For guidance on how QPP applies to new construction versus existing buildings, see QPP for Existing Buildings vs New Construction. For broader context on depreciation strategies, refer to the cost segregation overview.

Frequently Asked Questions

What manufacturing buildings qualify for QPP?

Manufacturing buildings that qualify for QPP include production facilities where tangible goods are fabricated, assembled, or processed. The building must be integral to the production process, meet the production use percentage threshold, and be placed in service after December 31, 2017.

Do food processing plants qualify as QPP?

Yes, food processing plants generally qualify for QPP if they are used for production activities such as processing raw ingredients, food assembly, packaging integrated with production, and preparation of finished food products. Pure distribution or warehousing facilities do not qualify.

Can an industrial building qualify as QPP?

Industrial buildings qualify for QPP if they are used for manufacturing, production, or extraction activities and meet the structural integration and production use percentage requirements. General industrial warehouses or distribution centers do not qualify unless they house actual production operations.

What are examples of QPP qualified manufacturing facilities?

Examples include automotive assembly plants, electronics manufacturing facilities, food processing plants, pharmaceutical production buildings, textile manufacturing facilities, metal fabrication shops, chemical production plants, and other buildings where tangible goods are produced through manufacturing processes.

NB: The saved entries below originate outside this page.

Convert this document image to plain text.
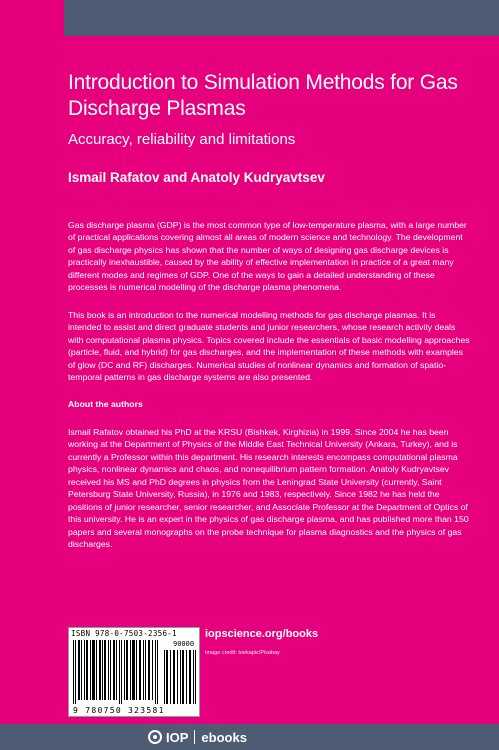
Introduction to Simulation Methods for Gas Discharge Plasmas
Accuracy, reliability and limitations
Ismail Rafatov and Anatoly Kudryavtsev

Gas discharge plasma (GDP) is the most common type of low-temperature plasma, with a large number of practical applications covering almost all areas of modern science and technology. The development of gas discharge physics has shown that the number of ways of designing gas discharge devices is practically inexhaustible, caused by the ability of effective implementation in practice of a great many different modes and regimes of GDP. One of the ways to gain a detailed understanding of these processes is numerical modelling of the discharge plasma phenomena.

This book is an introduction to the numerical modelling methods for gas discharge plasmas. It is intended to assist and direct graduate students and junior researchers, whose research activity deals with computational plasma physics. Topics covered include the essentials of basic modelling approaches (particle, fluid, and hybrid) for gas discharges, and the implementation of these methods with examples of glow (DC and RF) discharges. Numerical studies of nonlinear dynamics and formation of spatio-temporal patterns in gas discharge systems are also presented.

About the authors

Ismail Rafatov obtained his PhD at the KRSU (Bishkek, Kirghizia) in 1999. Since 2004 he has been working at the Department of Physics of the Middle East Technical University (Ankara, Turkey), and is currently a Professor within this department. His research interests encompass computational plasma physics, nonlinear dynamics and chaos, and nonequilibrium pattern formation. Anatoly Kudryavtsev received his MS and PhD degrees in physics from the Leningrad State University (currently, Saint Petersburg State University, Russia), in 1976 and 1983, respectively. Since 1982 he has held the positions of junior researcher, senior researcher, and Associate Professor at the Department of Optics of this university. He is an expert in the physics of gas discharge plasma, and has published more than 150 papers and several monographs on the probe technique for plasma diagnostics and the physics of gas discharges.

ISBN 978-0-7503-2356-1
90000
9 780750 323581
iopscience.org/books
Image credit: toekapic/Pixabay
IOP ebooks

Do assembly operations qualify for QPP?

Yes, assembly operations qualify as production activities for QPP purposes. Buildings used for assembling components into finished products, provided the assembly process meets the definition of manufacturing and the building is structurally integrated with the assembly operation.

What factory property qualifies for QPP tax incentives?

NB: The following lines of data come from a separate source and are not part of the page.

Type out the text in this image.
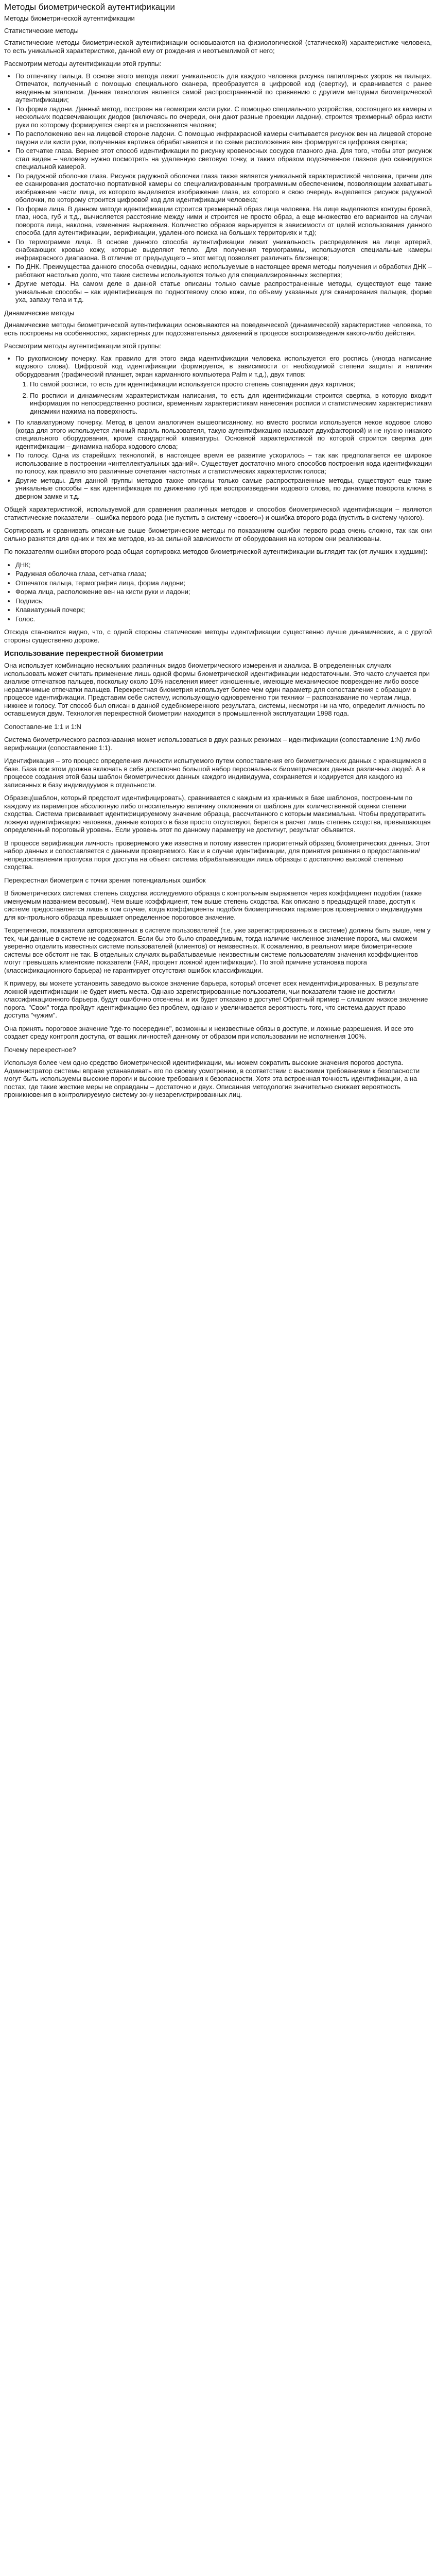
Методы биометрической аутентификации

Методы биометрической аутентификации

Статистические методы

Статистические методы биометрической аутентификации основываются на физиологической (статической) характеристике человека, то есть уникальной характеристике, данной ему от рождения и неотъемлимой от него;

Рассмотрим методы аутентификации этой группы:

• По отпечатку пальца. В основе этого метода лежит уникальность для каждого человека рисунка папиллярных узоров на пальцах. Отпечаток, полученный с помощью специального сканера, преобразуется в цифровой код (свертку), и сравнивается с ранее введенным эталоном. Данная технология является самой распространенной по сравнению с другими методами биометрической аутентификации;
• По форме ладони. Данный метод, построен на геометрии кисти руки. С помощью специального устройства, состоящего из камеры и нескольких подсвечивающих диодов (включаясь по очереди, они дают разные проекции ладони), строится трехмерный образ кисти руки по которому формируется свертка и распознается человек;
• По расположению вен на лицевой стороне ладони. С помощью инфракрасной камеры считывается рисунок вен на лицевой стороне ладони или кисти руки, полученная картинка обрабатывается и по схеме расположения вен формируется цифровая свертка;
• По сетчатке глаза. Вернее этот способ идентификации по рисунку кровеносных сосудов глазного дна. Для того, чтобы этот рисунок стал виден – человеку нужно посмотреть на удаленную световую точку, и таким образом подсвеченное глазное дно сканируется специальной камерой.
• По радужной оболочке глаза. Рисунок радужной оболочки глаза также является уникальной характеристикой человека, причем для ее сканирования достаточно портативной камеры со специализированным программным обеспечением, позволяющим захватывать изображение части лица, из которого выделяется изображение глаза, из которого в свою очередь выделяется рисунок радужной оболочки, по которому строится цифровой код для идентификации человека;
• По форме лица. В данном методе идентификации строится трехмерный образ лица человека. На лице выделяются контуры бровей, глаз, носа, губ и т.д., вычисляется расстояние между ними и строится не просто образ, а еще множество его вариантов на случаи поворота лица, наклона, изменения выражения. Количество образов варьируется в зависимости от целей использования данного способа (для аутентификации, верификации, удаленного поиска на больших территориях и т.д);
• По термограмме лица. В основе данного способа аутентификации лежит уникальность распределения на лице артерий, снабжающих кровью кожу, которые выделяют тепло. Для получения термограммы, используются специальные камеры инфракрасного диапазона. В отличие от предыдущего – этот метод позволяет различать близнецов;
• По ДНК. Преимущества данного способа очевидны, однако используемые в настоящее время методы получения и обработки ДНК – работают настолько долго, что такие системы используются только для специализированных экспертиз;
• Другие методы. На самом деле в данной статье описаны только самые распространенные методы, существуют еще такие уникальные способы – как идентификация по подногтевому слою кожи, по объему указанных для сканирования пальцев, форме уха, запаху тела и т.д.

Динамические методы

Динамические методы биометрической аутентификации основываются на поведенческой (динамической) характеристике человека, то есть построены на особенностях, характерных для подсознательных движений в процессе воспроизведения какого-либо действия.

Рассмотрим методы аутентификации этой группы:

• По рукописному почерку. Как правило для этого вида идентификации человека используется его роспись (иногда написание кодового слова). Цифровой код идентификации формируется, в зависимости от необходимой степени защиты и наличия оборудования (графический планшет, экран карманного компьютера Palm и т.д.), двух типов:
1. По самой росписи, то есть для идентификации используется просто степень совпадения двух картинок;
2. По росписи и динамическим характеристикам написания, то есть для идентификации строится свертка, в которую входит информация по непосредственно росписи, временным характеристикам нанесения росписи и статистическим характеристикам динамики нажима на поверхность.
• По клавиатурному почерку. Метод в целом аналогичен вышеописанному, но вместо росписи используется некое кодовое слово (когда для этого используется личный пароль пользователя, такую аутентификацию называют двухфакторной) и не нужно никакого специального оборудования, кроме стандартной клавиатуры. Основной характеристикой по которой строится свертка для идентификации – динамика набора кодового слова;
• По голосу. Одна из старейших технологий, в настоящее время ее развитие ускорилось – так как предполагается ее широкое использование в построении «интеллектуальных зданий». Существует достаточно много способов построения кода идентификации по голосу, как правило это различные сочетания частотных и статистических характеристик голоса;
• Другие методы. Для данной группы методов также описаны только самые распространенные методы, существуют еще такие уникальные способы – как идентификация по движению губ при воспроизведении кодового слова, по динамике поворота ключа в дверном замке и т.д.

Общей характеристикой, используемой для сравнения различных методов и способов биометрической идентификации – являются статистические показатели – ошибка первого рода (не пустить в систему «своего») и ошибка второго рода (пустить в систему чужого).

Сортировать и сравнивать описанные выше биометрические методы по показаниям ошибки первого рода очень сложно, так как они сильно разнятся для одних и тех же методов, из-за сильной зависимости от оборудования на котором они реализованы.

По показателям ошибки второго рода общая сортировка методов биометрической аутентификации выглядит так (от лучших к худшим):

• ДНК;
• Радужная оболочка глаза, сетчатка глаза;
• Отпечаток пальца, термография лица, форма ладони;
• Форма лица, расположение вен на кисти руки и ладони;
• Подпись;
• Клавиатурный почерк;
• Голос.

Отсюда становится видно, что, с одной стороны статические методы идентификации существенно лучше динамических, а с другой стороны существенно дороже.

Использование перекрестной биометрии

Она использует комбинацию нескольких различных видов биометрического измерения и анализа. В определенных случаях использовать может считать применение лишь одной формы биометрической идентификации недостаточным. Это часто случается при анализе отпечатков пальцев, поскольку около 10% населения имеет изношенные, имеющие механическое повреждение либо вовсе неразличимые отпечатки пальцев. Перекрестная биометрия использует более чем один параметр для сопоставления с образцом в процессе идентификации. Представим себе систему, использующую одновременно три техники – распознавание по чертам лица, нижнее и голосу. Тот способ был описан в данной судебномеренного результата, системы, несмотря ни на что, определит личность по оставшемуся двум. Технология перекрестной биометрии находится в промышленной эксплуатации 1998 года.

Сопоставление 1:1 и 1:N

Система биометрического распознавания может использоваться в двух разных режимах – идентификации (сопоставление 1:N) либо верификации (сопоставление 1:1).

Идентификация – это процесс определения личности испытуемого путем сопоставления его биометрических данных с хранящимися в базе. База при этом должна включать в себя достаточно большой набор персональных биометрических данных различных людей. А в процессе создания этой базы шаблон биометрических данных каждого индивидуума, сохраняется и кодируется для каждого из записанных в базу индивидуумов в отдельности.

Образец(шаблон, который предстоит идентифицировать), сравнивается с каждым из хранимых в базе шаблонов, построенным по каждому из параметров абсолютную либо относительную величину отклонения от шаблона для количественной оценки степени сходства. Система присваивает идентифицируемому значение образца, рассчитанного с которым максимальна. Чтобы предотвратить ложную идентификацию человека, данные которого в базе просто отсутствуют, берется в расчет лишь степень сходства, превышающая определенный пороговый уровень. Если уровень этот по данному параметру не достигнут, результат объявится.

В процессе верификации личность проверяемого уже известна и потому известен приоритетный образец биометрических данных. Этот набор данных и сопоставляется с данными проверяемого. Как и в случае идентификации, для принятия решения о предоставлении/непредоставлении пропуска порог доступа на объект система обрабатывающая лишь образцы с достаточно высокой степенью сходства.

Перекрестная биометрия с точки зрения потенциальных ошибок

В биометрических системах степень сходства исследуемого образца с контрольным выражается через коэффициент подобия (также именуемым названием весовым). Чем выше коэффициент, тем выше степень сходства. Как описано в предыдущей главе, доступ к системе предоставляется лишь в том случае, когда коэффициенты подобия биометрических параметров проверяемого индивидуума для контрольного образца превышает определенное пороговое значение.

Теоретически, показатели авторизованных в системе пользователей (т.е. уже зарегистрированных в системе) должны быть выше, чем у тех, чьи данные в системе не содержатся. Если бы это было справедливым, тогда наличие численное значение порога, мы сможем уверенно отделить известных системе пользователей (клиентов) от неизвестных. К сожалению, в реальном мире биометрические системы все обстоят не так. В отдельных случаях вырабатываемые неизвестным системе пользователям значения коэффициентов могут превышать клиентские показатели (FAR, процент ложной идентификации). По этой причине установка порога (классификационного барьера) не гарантирует отсутствия ошибок классификации.

К примеру, вы можете установить заведомо высокое значение барьера, который отсечет всех неидентифицированных. В результате ложной идентификации не будет иметь места. Однако зарегистрированные пользователи, чьи показатели также не достигли классификационного барьера, будут ошибочно отсечены, и их будет отказано в доступе! Обратный пример – слишком низкое значение порога. "Свои" тогда пройдут идентификацию без проблем, однако и увеличивается вероятность того, что система даруст право доступа "чужим".

Она принять пороговое значение "где-то посередине", возможны и неизвестные обязы в доступе, и ложные разрешения. И все это создает среду контроля доступа, от ваших личностей данному от образом при использовании не исполнения 100%.

Почему перекрестное?

Используя более чем одно средство биометрической идентификации, мы можем сократить высокие значения порогов доступа. Администратор системы вправе устанавливать его по своему усмотрению, в соответствии с высокими требованиями к безопасности могут быть используемы высокие пороги и высокие требования к безопасности. Хотя эта встроенная точность идентификации, а на постах, где такие жесткие меры не оправданы – достаточно и двух. Описанная методология значительно снижает вероятность проникновения в контролируемую систему зону незарегистрированных лиц.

Factory buildings used directly in manufacturing qualify for QPP tax incentives if they meet the production use percentage threshold and structural integration requirements. Support buildings on the factory campus (offices, warehouses) typically do not qualify unless they meet the QPP tests independently.

Can mixed-use buildings qualify for QPP?

Mixed-use buildings can qualify for QPP on the production portion if it meets the production use percentage threshold and can be separately identified. The qualifying portion receives 20-year treatment, while non-qualifying areas (offices, warehousing) are depreciated over 39 years.

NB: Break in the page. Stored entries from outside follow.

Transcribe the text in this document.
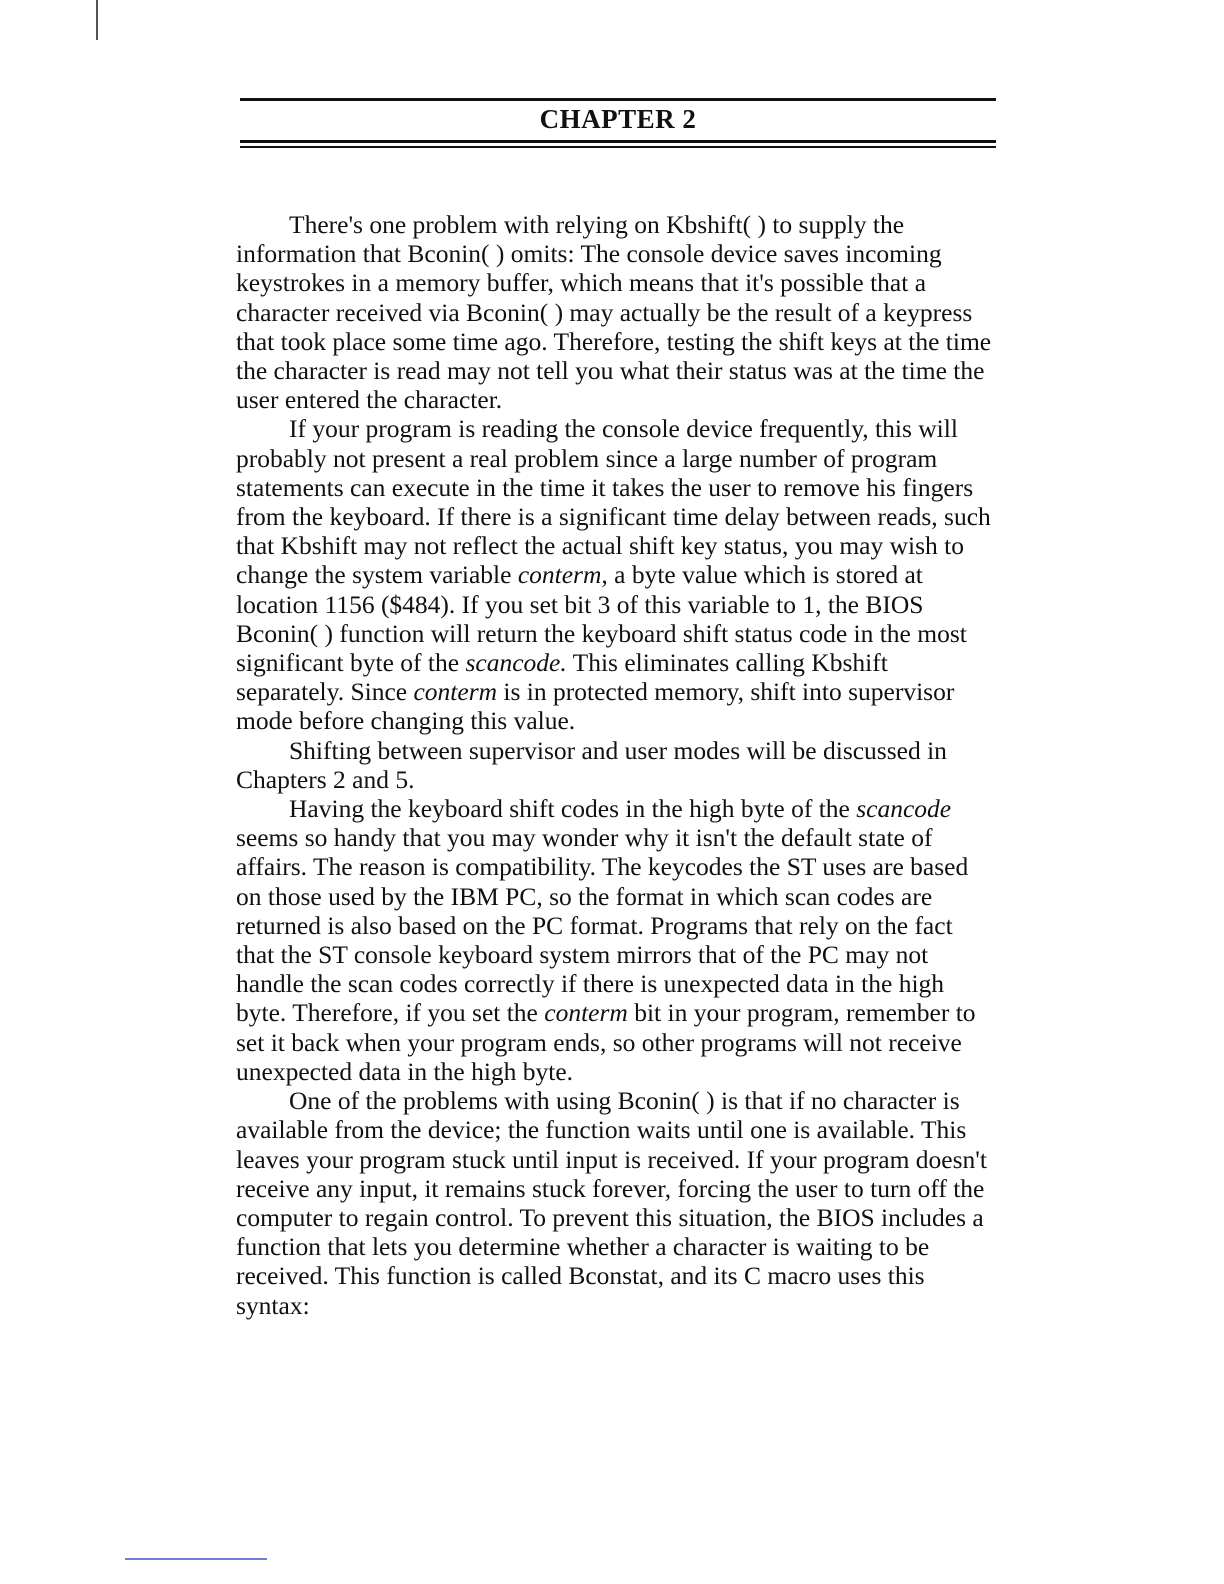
CHAPTER 2

There's one problem with relying on Kbshift( ) to supply the information that Bconin( ) omits: The console device saves incoming keystrokes in a memory buffer, which means that it's possible that a character received via Bconin( ) may actually be the result of a keypress that took place some time ago. Therefore, testing the shift keys at the time the character is read may not tell you what their status was at the time the user entered the character.

If your program is reading the console device frequently, this will probably not present a real problem since a large number of program statements can execute in the time it takes the user to remove his fingers from the keyboard. If there is a significant time delay between reads, such that Kbshift may not reflect the actual shift key status, you may wish to change the system variable conterm, a byte value which is stored at location 1156 ($484). If you set bit 3 of this variable to 1, the BIOS Bconin( ) function will return the keyboard shift status code in the most significant byte of the scancode. This eliminates calling Kbshift separately. Since conterm is in protected memory, shift into supervisor mode before changing this value.

Shifting between supervisor and user modes will be discussed in Chapters 2 and 5.

Having the keyboard shift codes in the high byte of the scancode seems so handy that you may wonder why it isn't the default state of affairs. The reason is compatibility. The keycodes the ST uses are based on those used by the IBM PC, so the format in which scan codes are returned is also based on the PC format. Programs that rely on the fact that the ST console keyboard system mirrors that of the PC may not handle the scan codes correctly if there is unexpected data in the high byte. Therefore, if you set the conterm bit in your program, remember to set it back when your program ends, so other programs will not receive unexpected data in the high byte.

One of the problems with using Bconin( ) is that if no character is available from the device; the function waits until one is available. This leaves your program stuck until input is received. If your program doesn't receive any input, it remains stuck forever, forcing the user to turn off the computer to regain control. To prevent this situation, the BIOS includes a function that lets you determine whether a character is waiting to be received. This function is called Bconstat, and its C macro uses this syntax:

Do utility production buildings qualify for QPP?

Yes, buildings used for electricity generation, natural gas production, or other qualifying utility operations can qualify for QPP. The building must be integral to the production process, not merely housing equipment that could operate in any structure.

What are QPP real estate requirements for manufacturing property?

QPP real estate requirements include being nonresidential real property (not land, not personal property), meeting the qualifying use test (manufacturing, production, extraction, utilities), satisfying the production use percentage threshold, demonstrating structural integration with production, and being placed in service after December 31, 2017.

Can a contract manufacturing facility qualify for QPP?

Yes, contract manufacturing facilities can qualify for QPP even if the manufacturer does not own the final product. The key is that the building is used for actual manufacturing or production activities, meets the structural and use requirements, and the business qualifies as a manufacturing operation.